Cross-posted from here
I encountered the following question in a Digital Image Processing examination:
Find the 2D DFT of $\frac{1}{2 \pi \sigma^2} e^{-\frac{(x - x_0)^2 + (y - y_0)^2}{2 \sigma^2}}$ where $x_0, y_0$ are integers and $x_0, y_0 \in \left[ -\frac{N}{2}, \frac{N}{2} \right]$. We are considering an image where pixel intensities can be real but the pixels are discrete and in the range $[0, N-1] \times [0, N-1]$
My approach
I used the formula which was given in the question paper: $$ F(u, v) = \frac{1}{N} \sum_{x = 0}^{N-1} \sum_{y = 0}^{N-1} f(x, y)e^{-\frac{2 \pi j}{N}(ux + vy)} $$ For simplicity, I tried to first solve for the case where $x_0, y_0 \geq 0$ $$ \begin{align} \therefore F(u, v) &= \frac{1}{N} \sum_{x = 0}^{N-1} \sum_{y = 0}^{N-1} \frac{1}{2 \pi \sigma^2} e^{-\frac{(x - x_0)^2 + (y - y_0)^2}{2 \sigma^2}}e^{-\frac{2 \pi j}{N}(ux + vy)} \\ \therefore F(u, v) &= \frac{1}{2 \pi \sigma^2 N} \sum_{x = 0}^{N-1} \sum_{y = 0}^{N-1} e^{-\frac{(x - x_0)^2 + (y - y_0)^2}{2 \sigma^2}}e^{-\frac{2 \pi j}{N}(ux + vy)} \\ \therefore F(u, v) &= \frac{1}{2 \pi \sigma^2 N} \left( \sum_{x = 0}^{N-1} e^{-\frac{(x - x_0)^2}{2 \sigma^2} - \frac{2 \pi j u x}{N}} \right) \left( \sum_{y = 0}^{N-1} e^{-\frac{(y - y_0)^2}{2 \sigma^2} - \frac{2 \pi j v y}{N}} \right) \\ \therefore F(u, v) &= \frac{1}{2 \pi \sigma^2 N} g(u) g(v) \end{align} $$ Hee, we define $g(\cdot)$ as $$g(t) = \sum_{x = 0}^{N-1} e^{-\frac{(x - x_0)^2}{2 \sigma^2} - \frac{2 \pi j t x}{N}}$$ Now, I tried to evaluate $g$ using some of the standard methods used to evaluate summations in DFT. I tried:
- Trying to write the summation as a GP. However, due to the square term in the exponent, this is clearly not possible.
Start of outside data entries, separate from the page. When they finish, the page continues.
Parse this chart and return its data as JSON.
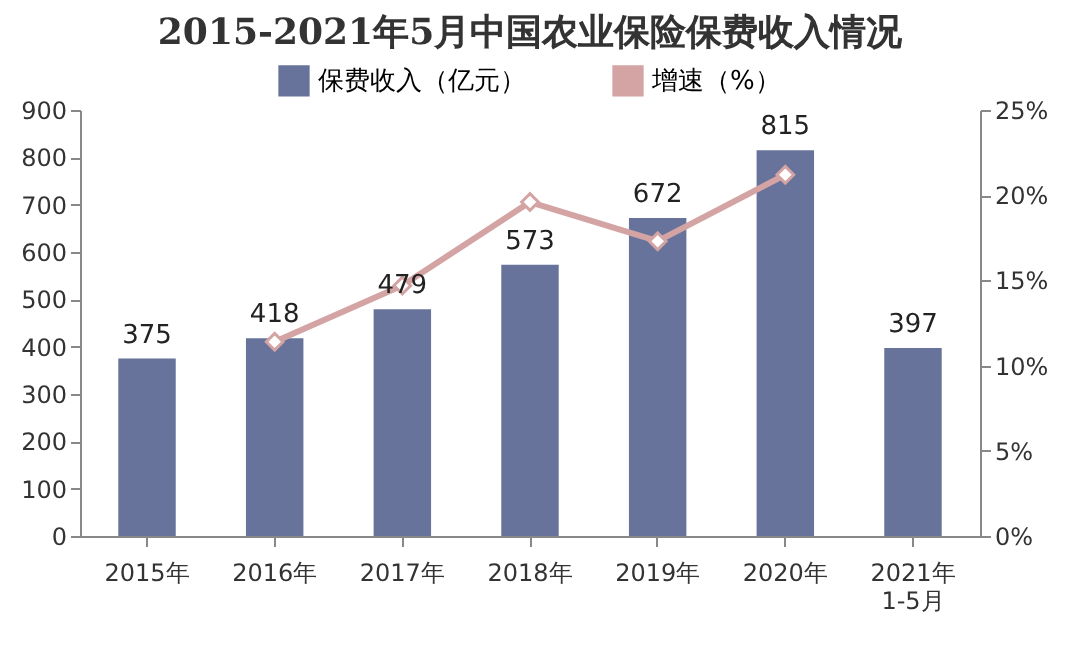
{
  "chart_data": {
    "type": "bar",
    "title": "2015-2021年5月中国农业保险保费收入情况",
    "categories": [
      "2015年",
      "2016年",
      "2017年",
      "2018年",
      "2019年",
      "2020年",
      "2021年\n1-5月"
    ],
    "series": [
      {
        "name": "保费收入（亿元）",
        "color": "#67739a",
        "values": [
          375,
          418,
          479,
          573,
          672,
          815,
          397
        ],
        "value_labels": [
          "375",
          "418",
          "479",
          "573",
          "672",
          "815",
          "397"
        ]
      },
      {
        "name": "增速（%）",
        "type": "line",
        "axis": "y2",
        "color": "#d4a3a3",
        "marker": "diamond",
        "values": [
          null,
          11.4,
          14.7,
          19.6,
          17.3,
          21.2,
          null
        ]
      }
    ],
    "ylim": [
      0,
      900
    ],
    "yticks": [
      0,
      100,
      200,
      300,
      400,
      500,
      600,
      700,
      800,
      900
    ],
    "y2lim": [
      0,
      25
    ],
    "y2ticks": [
      {
        "value": 0,
        "label": "0%"
      },
      {
        "value": 5,
        "label": "5%"
      },
      {
        "value": 10,
        "label": "10%"
      },
      {
        "value": 15,
        "label": "15%"
      },
      {
        "value": 20,
        "label": "20%"
      },
      {
        "value": 25,
        "label": "25%"
      }
    ],
    "legend": "top"
  }
}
- Trying to telescope the series
- Trying to differentiate and see if the derivative is easier to evaluate
The given solution
While the professor hasn't given a solution, he said that the DFT of the Gaussian is the Gaussian with the variance as the multiplicative inverse of the original Gaussian. While I know that this property is true for the Fourier Transform, I could not find any references online or in the reference texts provided that claim the same.
Can someone please help me understand what is the closed form solution and if it is indeed the Gaussian, how can I derive it? Thanks!